The study has two important implications, Dr. Gottlieb said. First, although the study focused on perceptual curiosity elicited by visual stimuli, people experience other forms of curiosity, such as curiosity about trivia questions and factual matters (i.e. how tall is the Eiffel tower?) or social curiosity (which restaurant did my friends go to last night?). One intriguing possibility of the study, she noted, is that the mechanism it has uncovered may generalize to other forms of curiosity. For example, an fMRI study investigating sounds of varying recognizability may show that auditory areas in the brain convey the uncertainty regarding the sound and the vmPFC reads out this uncertainty to determine curiosity. 

A second possibility on Dr. Gottlieb's mind is that the findings could have diagnostic and even therapeutic implications for those with depression, apathy or anhedonia (the inability to feel pleasure), which are conditions often marked by a lack of curiosity. 

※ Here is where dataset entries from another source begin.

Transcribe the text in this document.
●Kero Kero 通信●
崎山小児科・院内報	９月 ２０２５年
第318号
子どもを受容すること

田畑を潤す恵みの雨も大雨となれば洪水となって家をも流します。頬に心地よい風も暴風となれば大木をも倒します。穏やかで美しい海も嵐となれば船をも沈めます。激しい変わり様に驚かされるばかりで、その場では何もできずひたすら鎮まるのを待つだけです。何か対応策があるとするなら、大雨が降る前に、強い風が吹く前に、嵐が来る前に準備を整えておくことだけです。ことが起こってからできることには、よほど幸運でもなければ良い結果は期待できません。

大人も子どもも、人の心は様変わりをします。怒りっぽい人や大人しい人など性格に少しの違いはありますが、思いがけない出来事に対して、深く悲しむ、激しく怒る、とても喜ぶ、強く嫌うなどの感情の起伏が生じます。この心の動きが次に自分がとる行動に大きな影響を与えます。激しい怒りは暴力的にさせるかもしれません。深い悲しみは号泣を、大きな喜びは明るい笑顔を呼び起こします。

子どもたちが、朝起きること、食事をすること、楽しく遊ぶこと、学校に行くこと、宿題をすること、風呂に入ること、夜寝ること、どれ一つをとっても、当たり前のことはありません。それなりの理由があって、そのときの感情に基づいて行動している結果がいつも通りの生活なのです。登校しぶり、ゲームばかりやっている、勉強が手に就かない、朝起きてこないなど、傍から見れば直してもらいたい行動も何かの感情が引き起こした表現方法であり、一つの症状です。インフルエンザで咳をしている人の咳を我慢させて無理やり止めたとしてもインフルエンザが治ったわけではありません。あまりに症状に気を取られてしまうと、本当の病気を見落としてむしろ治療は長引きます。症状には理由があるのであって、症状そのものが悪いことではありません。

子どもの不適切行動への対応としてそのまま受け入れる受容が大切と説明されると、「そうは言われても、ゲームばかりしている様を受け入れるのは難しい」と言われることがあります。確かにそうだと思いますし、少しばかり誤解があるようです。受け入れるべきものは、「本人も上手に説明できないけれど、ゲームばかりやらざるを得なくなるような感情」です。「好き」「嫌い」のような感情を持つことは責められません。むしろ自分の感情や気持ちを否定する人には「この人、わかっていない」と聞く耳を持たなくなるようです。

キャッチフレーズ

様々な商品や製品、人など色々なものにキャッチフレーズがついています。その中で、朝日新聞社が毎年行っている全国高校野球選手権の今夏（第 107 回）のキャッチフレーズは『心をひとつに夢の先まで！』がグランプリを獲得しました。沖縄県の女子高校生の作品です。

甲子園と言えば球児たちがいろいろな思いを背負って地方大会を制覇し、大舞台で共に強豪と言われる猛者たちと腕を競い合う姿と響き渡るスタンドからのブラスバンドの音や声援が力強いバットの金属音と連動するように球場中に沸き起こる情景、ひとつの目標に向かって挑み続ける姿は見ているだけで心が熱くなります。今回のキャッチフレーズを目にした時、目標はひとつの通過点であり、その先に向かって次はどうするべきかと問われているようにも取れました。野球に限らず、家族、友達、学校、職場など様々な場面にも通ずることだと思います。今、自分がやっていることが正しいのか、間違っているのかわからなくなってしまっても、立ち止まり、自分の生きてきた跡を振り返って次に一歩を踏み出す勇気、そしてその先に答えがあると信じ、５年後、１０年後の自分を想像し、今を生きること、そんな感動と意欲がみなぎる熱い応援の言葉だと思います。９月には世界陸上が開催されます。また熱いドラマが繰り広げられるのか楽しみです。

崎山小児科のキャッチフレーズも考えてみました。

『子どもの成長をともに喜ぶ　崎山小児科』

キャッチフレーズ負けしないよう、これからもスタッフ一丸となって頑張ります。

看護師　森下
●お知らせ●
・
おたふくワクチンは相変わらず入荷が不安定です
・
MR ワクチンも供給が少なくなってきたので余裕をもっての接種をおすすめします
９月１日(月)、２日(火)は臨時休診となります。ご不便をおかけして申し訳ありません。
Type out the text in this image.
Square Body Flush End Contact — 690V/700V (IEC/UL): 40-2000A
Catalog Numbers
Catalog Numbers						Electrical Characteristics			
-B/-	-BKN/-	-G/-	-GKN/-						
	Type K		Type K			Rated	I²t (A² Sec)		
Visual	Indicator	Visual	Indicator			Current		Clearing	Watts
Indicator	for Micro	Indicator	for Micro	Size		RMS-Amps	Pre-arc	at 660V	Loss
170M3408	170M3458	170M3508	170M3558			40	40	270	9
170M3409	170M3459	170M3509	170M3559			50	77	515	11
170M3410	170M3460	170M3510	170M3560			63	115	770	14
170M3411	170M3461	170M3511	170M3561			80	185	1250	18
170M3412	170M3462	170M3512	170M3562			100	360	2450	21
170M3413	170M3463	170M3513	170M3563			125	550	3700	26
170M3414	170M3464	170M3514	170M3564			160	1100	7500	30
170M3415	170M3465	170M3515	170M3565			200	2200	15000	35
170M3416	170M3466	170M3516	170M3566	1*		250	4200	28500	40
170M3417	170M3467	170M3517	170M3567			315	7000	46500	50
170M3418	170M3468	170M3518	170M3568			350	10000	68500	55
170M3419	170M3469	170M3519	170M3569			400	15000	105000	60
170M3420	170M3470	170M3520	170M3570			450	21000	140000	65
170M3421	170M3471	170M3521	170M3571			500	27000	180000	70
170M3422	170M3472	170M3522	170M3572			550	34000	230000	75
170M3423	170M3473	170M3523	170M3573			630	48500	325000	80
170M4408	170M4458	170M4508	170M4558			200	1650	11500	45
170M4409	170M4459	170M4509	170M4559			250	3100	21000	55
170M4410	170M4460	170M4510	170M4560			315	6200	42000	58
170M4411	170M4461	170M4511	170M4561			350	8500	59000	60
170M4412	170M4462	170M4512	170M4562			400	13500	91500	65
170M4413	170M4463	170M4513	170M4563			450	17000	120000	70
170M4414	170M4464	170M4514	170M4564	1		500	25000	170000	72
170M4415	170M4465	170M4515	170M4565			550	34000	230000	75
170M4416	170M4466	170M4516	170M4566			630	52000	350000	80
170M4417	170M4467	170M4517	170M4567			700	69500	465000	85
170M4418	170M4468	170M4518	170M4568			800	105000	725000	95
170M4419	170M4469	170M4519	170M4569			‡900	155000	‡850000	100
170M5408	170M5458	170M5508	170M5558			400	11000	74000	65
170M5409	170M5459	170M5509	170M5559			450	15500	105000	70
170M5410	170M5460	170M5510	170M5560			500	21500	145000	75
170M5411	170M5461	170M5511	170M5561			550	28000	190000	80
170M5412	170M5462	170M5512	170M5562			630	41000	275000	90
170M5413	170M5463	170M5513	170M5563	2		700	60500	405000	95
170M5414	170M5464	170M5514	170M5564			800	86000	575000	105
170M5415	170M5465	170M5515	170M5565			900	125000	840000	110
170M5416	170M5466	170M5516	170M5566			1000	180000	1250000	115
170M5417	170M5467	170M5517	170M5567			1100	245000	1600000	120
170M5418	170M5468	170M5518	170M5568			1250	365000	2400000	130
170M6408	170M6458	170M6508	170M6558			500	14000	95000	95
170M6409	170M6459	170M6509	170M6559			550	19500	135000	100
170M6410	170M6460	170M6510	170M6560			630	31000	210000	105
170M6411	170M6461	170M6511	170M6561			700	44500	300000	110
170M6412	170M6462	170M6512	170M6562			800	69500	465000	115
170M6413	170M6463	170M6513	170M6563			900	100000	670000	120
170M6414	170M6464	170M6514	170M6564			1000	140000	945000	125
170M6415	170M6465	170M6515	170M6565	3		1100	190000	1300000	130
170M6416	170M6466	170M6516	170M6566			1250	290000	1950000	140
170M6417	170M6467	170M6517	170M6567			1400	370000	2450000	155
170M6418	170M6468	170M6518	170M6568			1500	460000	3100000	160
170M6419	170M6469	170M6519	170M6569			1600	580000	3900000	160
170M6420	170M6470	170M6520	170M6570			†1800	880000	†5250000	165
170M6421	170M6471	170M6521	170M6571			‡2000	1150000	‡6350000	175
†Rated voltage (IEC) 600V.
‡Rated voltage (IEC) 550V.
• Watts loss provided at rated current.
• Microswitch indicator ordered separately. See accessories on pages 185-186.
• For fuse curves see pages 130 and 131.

“Curiosity entails a sort of enthusiasm, a willingness to expend energy and investigate your surroundings. And it’s intrinsically motivated, meaning that nobody is paying you to be curious; you are curious merely based on the hope that something good will come when you learn,” Dr. Gottlieb said. “Those are just some of the amazing things about curiosity.”


The paper, “Neural Representations of Sensory Uncertainty and Confidence are Associated with Perceptual Curiosity,” was published online in Journal of Neuroscience on July 05, 2024. The full list of authors includes Michael Cohanpour, Mariam Aly and Jacqueline Gottlieb.

The authors declare no competing interests.